Bulu kuduk Eros seketika meremang. "Aku bisa menjelaskannya!"

"Kau mau mengelaknya?" geram Apollo.

"Aku tidak akan mengelak!"

"Jadi kau memang sengaja melakukannya?" tuding Apollo sambil mengeratkan tarikannya.

"Itu hanya kecelakaan!" sergah Eros yang membuat suasana menjadi hening selama beberapa saat sebelum Apollo menyeretnya pergi dari sana.

"Tidak! Tunggu dulu!" pekik Eros sebelum menghilang di angkasa.

Sementara itu, Asklepios hanya bisa tertegun oleh pemandangan itu. Dia tidak terlalu yakin tentang keselamatan temannya itu. Semoga saja Apollo tidak langsung menjebloskannya ke Tartarus.

Dia balik memperhatikan gadis yang menjadi penyebab mata sembab ayahnya beberapa waktu yang lalu. "Syukurlah kau tidak melihatnya, Putri. Mungkin kau akan langsung lari tunggang-langgang setelah melihat sisinya yang mengerikan," gumamnya.

❃❃❃

Beberapa nimfa tampak bersantai di taman Olympus. Duduk di rerumputan sambil bertelanjang setengah tubuh di antara tarian bunga myrtus. Mereka bak mawar manis yang baru saja mekar. Berusaha memikat para dewa yang lewat dalam nektar hasrat dan gairah, seperti kantong semar yang menunggu mangsanya.

Akan tetapi, suasana syahdu itu tiba-tiba diguncang oleh dobrakan keras. Nimfa yang tadinya menggelar tubuh menggodanya, langsung lari terbirit-birit menuju dewinya. Mereka tidak menduga kalau sosok yang tampak menakutkan itu ikut terundang datang. Dia berjalan dengan gusar sambil menyeret pemuda yang tampak memelas.
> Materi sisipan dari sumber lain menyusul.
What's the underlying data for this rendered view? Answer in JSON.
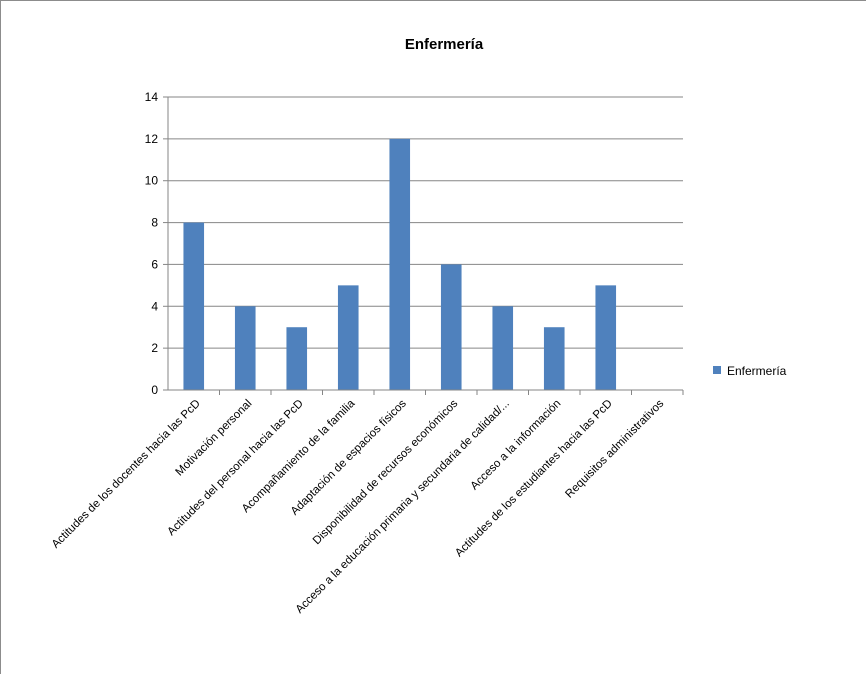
{
  "chart_data": {
    "type": "bar",
    "title": "Enfermería",
    "xlabel": "",
    "ylabel": "",
    "ylim": [
      0,
      14
    ],
    "yticks": [
      "0",
      "2",
      "4",
      "6",
      "8",
      "10",
      "12",
      "14"
    ],
    "grid": true,
    "legend_position": "right",
    "categories": [
      "Actitudes de los docentes hacia las PcD",
      "Motivación personal",
      "Actitudes del personal hacia las PcD",
      "Acompañamiento de la familia",
      "Adaptación de espacios físicos",
      "Disponibilidad de recursos económicos",
      "Acceso a la educación primaria y secundaria de calidad/...",
      "Acceso a la información",
      "Actitudes de los estudiantes hacia las PcD",
      "Requisitos administrativos"
    ],
    "series": [
      {
        "name": "Enfermería",
        "values": [
          8,
          4,
          3,
          5,
          12,
          6,
          4,
          3,
          5,
          0
        ],
        "color": "#4F81BD"
      }
    ]
  }
}
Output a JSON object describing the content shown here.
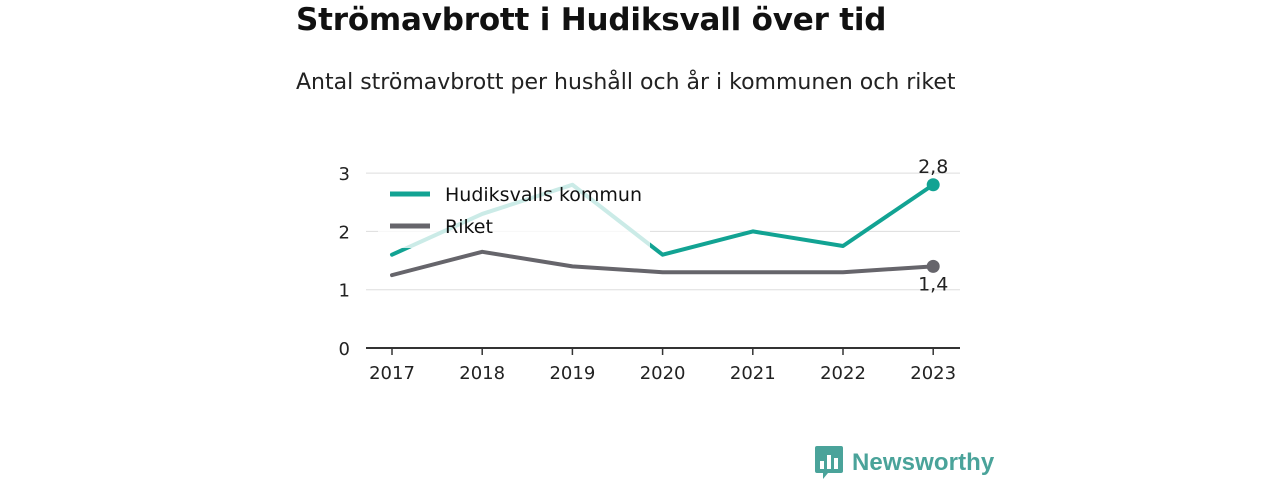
{
  "title": "Strömavbrott i Hudiksvall över tid",
  "subtitle": "Antal strömavbrott per hushåll och år i kommunen och riket",
  "brand": {
    "name": "Newsworthy",
    "color": "#4aa39a",
    "icon": "bar-chart-icon"
  },
  "chart_data": {
    "type": "line",
    "categories": [
      "2017",
      "2018",
      "2019",
      "2020",
      "2021",
      "2022",
      "2023"
    ],
    "ylim": [
      0,
      3
    ],
    "yticks": [
      0,
      1,
      2,
      3
    ],
    "grid": true,
    "legend": "top-left",
    "series": [
      {
        "name": "Hudiksvalls kommun",
        "color": "#12a393",
        "values": [
          1.6,
          2.3,
          2.8,
          1.6,
          2.0,
          1.75,
          2.8
        ],
        "end_label": "2,8"
      },
      {
        "name": "Riket",
        "color": "#66656b",
        "values": [
          1.25,
          1.65,
          1.4,
          1.3,
          1.3,
          1.3,
          1.4
        ],
        "end_label": "1,4"
      }
    ]
  }
}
Aphrodite serentak berdiri dari singgasananya, membulatkan matanya ketika melihat putranya ditarik ke hadapannya. "Apa yang terjadi?"

Ares yang tadinya berbaring santai sontak beranjak geram. "Apa yang kau lakukan pada putraku, Apollo!"

Apollo melepaskan sayap Eros hingga pemuda itu terhuyung ke depan. Untung saja dia dengan sigap menumpu tubuhnya dengan kedua lengannya. Jika tidak, mungkin saja wajah tampannya akan mencium lantai marmer dengan keras.

"Aku hanya ingin memulangkan anak nakal ini," jawab Apollo dengan nadanya yang tenang.

"Siapa yang kau panggil nakal, huh! Kau memaki putraku? Dia itu sudah bertobat!" sahut Ares membela Eros yang berlari dan bersembunyi di belakang ibunya.

Apollo hanya melirik Ares datar dari ekor matanya. "Aku hanya ingin berbicara dengan Aphrodite, jadi pergilah," ujarnya dingin.

"Kau mengusirku? Mau bertarung denganku?" berang Ares yang sudah memegang palu perangnya.

"Aku tidak mau bertarung dengan dewa yang pernah terkurung di dalam kendi," balasnya sarkas.

"Apa katamu!" geramnya yang semakin berapi-api.

Aphrodite langsung menarik lengan kekasihnya. "Jangan membuat keributan di sini," ingatnya sebelum Ares melayangkan palunya secara barbar.

"Tapi dia menghinaku, Aphrodite!"

"Kau memang pernah dikurung di dalam kendi," balasnya yang membuat Ares cemberut.

"Sekarang pergi dulu ke belakang dan aku akan menyusulmu setelah semuanya selesai," minta Aphrodite dengan suara lembutnya sehingga Ares melunak.

"Baiklah," desah kekasihnya pasrah lalu pergi dengan perasaan yang kesal.

Apollo menaikkan sebelah alisnya. Seekor singa buas yang haus darah ternyata bisa berubah menjadi kucing rumahan di tangan Aphrodite. Rahang Zeus dan Hera pasti akan langsung jatuh ke bawah jika mereka melihat pemandangan ini secara langsung.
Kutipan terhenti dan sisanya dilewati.